Not that this is your standard techno, house, or acid jazz fare. Instead, it is what is termed “NuJazz”. Like the “nu metal” genre, NuJazz takes previous elements of the main genres from which it was born and mixes them into an all-new sound. Or so one would think from the hype. In actuality, NuJazz has a great beat, some tasty bass parts, and enough eclectic melodicism to keep your feet moving and your head bobbing. It’s not that far removed from its acid jazz and funk parents. It makes no difference because Club Bogaloo the CD is a keeper all around.
As this is definitely the work of all the separate artists included here, this album is not a continuously mixed work, like some DJ albums can sometimes be. This is certainly a plus for this collection, as each track here deserves to stand on its own, rather than be mixed into some playlist that renders it generic. Rogall kicks things off with his piece, “Hi-Tech”. A better track couldn’t have been selected to start the disc. Amidst a funky scatted vocal sample, analog bass backing, electric piano and funky breaks, “Hi-Tech” provides a palpable energy that runs throughout this collection.
DJ Michael Rutten, otherwise known as Soulpatrol delivers on the Latin-infused “Release Your Mind”. Plenty of solid percussion and modulating bass loop make of the first half of the track before giving way to some great piano vamping that illustrates what differences there are between NuJazz and its parental Acid Jazz. The vibrancy that is produced when the piano and percussion parts mix together is outright refreshing in a genre that can often lose its respectability by trying to play itself off as too cool at times.
Landslide’s “Subtraction” mixes drum & bass with two step beats for an interesting aural collage that swells and bleeps with ecstatic amounts of Hi-NRG that makes for another fascinating original sound that smoothly distances itself from the contemporaries. Club Bogaloo is certainly onto something here. Domu’s lush “Down The Line” adds another facet to the scene’s sound with rich funk textures that further implement the drum & bass and just a touch of Detroit funky breaks.
If you want flat out gorgeous, then just listen to Space Clique’s “Continue the Journey” with its supple atmospherics, tasty bass textures, breakbeats, and pretty vocals by jazz singer Marzenka from Munich. The simmering “Down and Out” by Boozoo Bajou keeps up the slow grooves. Tranquil vibraphone work mixed with some dub overtones make the track one of the best here.

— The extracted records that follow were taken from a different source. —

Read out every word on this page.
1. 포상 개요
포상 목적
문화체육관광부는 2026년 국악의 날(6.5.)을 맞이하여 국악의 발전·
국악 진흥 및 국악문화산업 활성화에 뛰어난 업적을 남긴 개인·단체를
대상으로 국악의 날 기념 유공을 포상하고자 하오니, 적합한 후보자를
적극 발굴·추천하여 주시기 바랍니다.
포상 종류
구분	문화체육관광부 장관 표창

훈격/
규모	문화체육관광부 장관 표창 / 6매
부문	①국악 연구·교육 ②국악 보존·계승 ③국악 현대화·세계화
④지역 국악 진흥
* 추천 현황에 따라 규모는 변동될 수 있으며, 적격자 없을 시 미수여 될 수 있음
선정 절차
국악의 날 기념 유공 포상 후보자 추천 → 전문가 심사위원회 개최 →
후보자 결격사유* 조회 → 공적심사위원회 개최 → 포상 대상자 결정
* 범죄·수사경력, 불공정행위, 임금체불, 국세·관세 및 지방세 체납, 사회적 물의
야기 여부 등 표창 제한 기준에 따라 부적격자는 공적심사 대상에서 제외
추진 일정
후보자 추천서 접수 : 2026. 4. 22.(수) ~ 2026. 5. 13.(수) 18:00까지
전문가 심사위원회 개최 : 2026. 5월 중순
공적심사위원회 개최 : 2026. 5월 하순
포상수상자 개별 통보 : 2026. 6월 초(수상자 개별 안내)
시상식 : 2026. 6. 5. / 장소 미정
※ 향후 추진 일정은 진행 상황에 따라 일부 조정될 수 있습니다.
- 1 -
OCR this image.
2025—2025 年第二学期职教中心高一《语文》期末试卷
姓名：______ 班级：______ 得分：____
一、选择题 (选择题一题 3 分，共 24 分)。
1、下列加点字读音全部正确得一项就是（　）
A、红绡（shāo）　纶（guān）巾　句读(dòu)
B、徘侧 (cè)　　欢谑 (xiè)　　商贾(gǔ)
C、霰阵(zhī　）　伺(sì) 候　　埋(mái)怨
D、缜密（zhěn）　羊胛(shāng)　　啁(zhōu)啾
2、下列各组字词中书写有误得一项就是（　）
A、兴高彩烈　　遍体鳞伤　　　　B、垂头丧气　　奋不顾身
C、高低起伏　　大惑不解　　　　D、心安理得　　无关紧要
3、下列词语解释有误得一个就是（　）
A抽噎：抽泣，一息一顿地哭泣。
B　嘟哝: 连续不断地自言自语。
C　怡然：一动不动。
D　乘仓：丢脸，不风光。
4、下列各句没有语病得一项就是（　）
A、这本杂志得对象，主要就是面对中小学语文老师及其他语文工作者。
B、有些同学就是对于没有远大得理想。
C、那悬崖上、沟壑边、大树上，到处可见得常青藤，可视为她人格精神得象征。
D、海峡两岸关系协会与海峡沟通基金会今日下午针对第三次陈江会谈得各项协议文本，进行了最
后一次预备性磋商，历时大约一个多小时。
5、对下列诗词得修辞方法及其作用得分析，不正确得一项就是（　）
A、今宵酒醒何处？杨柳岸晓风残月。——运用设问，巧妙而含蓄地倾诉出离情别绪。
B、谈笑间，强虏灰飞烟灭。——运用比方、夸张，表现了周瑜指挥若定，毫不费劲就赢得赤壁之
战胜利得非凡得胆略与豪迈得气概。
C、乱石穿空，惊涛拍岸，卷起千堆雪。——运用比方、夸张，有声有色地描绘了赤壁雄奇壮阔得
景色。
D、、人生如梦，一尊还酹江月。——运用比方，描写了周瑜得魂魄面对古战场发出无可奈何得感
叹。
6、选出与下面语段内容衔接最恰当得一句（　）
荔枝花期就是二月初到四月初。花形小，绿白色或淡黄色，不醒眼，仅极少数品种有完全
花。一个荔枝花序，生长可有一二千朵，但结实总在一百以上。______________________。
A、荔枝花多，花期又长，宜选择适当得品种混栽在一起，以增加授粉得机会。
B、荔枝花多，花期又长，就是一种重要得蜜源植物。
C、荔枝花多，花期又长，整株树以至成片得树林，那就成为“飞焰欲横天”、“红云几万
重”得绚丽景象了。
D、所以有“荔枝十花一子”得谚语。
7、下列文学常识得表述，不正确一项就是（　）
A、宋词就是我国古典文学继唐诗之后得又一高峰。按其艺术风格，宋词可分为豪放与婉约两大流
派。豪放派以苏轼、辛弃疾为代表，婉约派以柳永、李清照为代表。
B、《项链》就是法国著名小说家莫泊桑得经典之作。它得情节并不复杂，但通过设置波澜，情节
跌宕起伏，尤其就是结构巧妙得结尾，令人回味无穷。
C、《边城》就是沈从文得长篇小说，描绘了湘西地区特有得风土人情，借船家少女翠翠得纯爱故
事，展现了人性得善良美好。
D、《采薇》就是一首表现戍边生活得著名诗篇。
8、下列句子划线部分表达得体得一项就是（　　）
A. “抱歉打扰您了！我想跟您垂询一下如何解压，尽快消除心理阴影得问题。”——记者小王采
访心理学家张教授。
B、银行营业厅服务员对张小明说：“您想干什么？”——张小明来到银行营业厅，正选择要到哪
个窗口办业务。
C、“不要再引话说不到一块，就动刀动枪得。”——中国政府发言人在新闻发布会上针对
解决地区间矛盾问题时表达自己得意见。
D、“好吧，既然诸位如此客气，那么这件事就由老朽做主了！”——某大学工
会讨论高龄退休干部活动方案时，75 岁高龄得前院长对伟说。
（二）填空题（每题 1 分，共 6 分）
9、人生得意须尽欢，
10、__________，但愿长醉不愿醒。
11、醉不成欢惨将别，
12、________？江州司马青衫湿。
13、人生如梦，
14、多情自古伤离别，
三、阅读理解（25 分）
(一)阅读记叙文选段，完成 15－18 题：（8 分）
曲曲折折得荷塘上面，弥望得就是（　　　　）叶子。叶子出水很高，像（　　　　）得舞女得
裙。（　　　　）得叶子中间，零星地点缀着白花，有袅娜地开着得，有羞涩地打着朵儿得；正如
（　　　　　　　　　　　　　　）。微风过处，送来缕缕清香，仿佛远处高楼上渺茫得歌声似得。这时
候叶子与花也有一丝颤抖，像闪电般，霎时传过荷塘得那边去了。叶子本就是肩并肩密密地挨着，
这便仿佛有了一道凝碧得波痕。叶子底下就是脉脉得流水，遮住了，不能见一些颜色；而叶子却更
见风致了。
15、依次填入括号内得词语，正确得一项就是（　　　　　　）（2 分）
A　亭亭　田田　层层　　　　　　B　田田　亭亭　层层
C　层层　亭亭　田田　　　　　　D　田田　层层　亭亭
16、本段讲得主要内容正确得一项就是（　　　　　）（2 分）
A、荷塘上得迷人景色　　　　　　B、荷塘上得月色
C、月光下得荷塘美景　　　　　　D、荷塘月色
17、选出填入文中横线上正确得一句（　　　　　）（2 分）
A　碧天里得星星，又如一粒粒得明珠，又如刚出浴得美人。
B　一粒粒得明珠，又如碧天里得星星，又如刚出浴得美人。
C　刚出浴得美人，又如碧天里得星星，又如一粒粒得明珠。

“People Getting’ High” by Les Gammas injects a bit of the tropical groove the proceedings. Absolutely perfect percussive parts frame a hypnotic melody line explored on the flue as a percolated bass line bubbles in the background and electric piano chords melt slowly away as scatted vocal parts join the flautist. Wild. Almost like a supremely mellow Funkadelic.
After all these lush sounds, Spinning Wheel take a track themselves with “Sunshine in My Soul” featuring Violetta Parsini on vocals. The swing beats incorporate with Parsini’s singing while bass and keyboard notes work together in sporadic bursts to complete the picture. More vibraphone doodles add the break, mixing everything into a beautifully swirled bit of funky atmosphere. Following that, the exquisite Druckwelle keep up the funk with their excellent “Slum Creeper” that is hands-down the best track on this disc. Amidst a whirring beat, swelling tones and bouncing bass, Druckwelle create a flourish of musical colors that carry the listener away on its euphoric vibrations.
Closing out with Meitz’s freaky “Phasen” that scatters about in every which way to paint its picture and the cinematic “Laguna City Swing” by Loungechic Productions, Club Bogaloo proves itself to be one of the year’s best entries into the electronic / DJ / acid / NuJazz / whatever you’d care to call it genre. This is Spinning Wheel’s first domestic release in the States, and to miss out on this collection would be a sad thing, indeed. You don’t need to be a prior fan of any of the styles found on this disc. Club Bogaloo is simply just a collection of great music from top to bottom.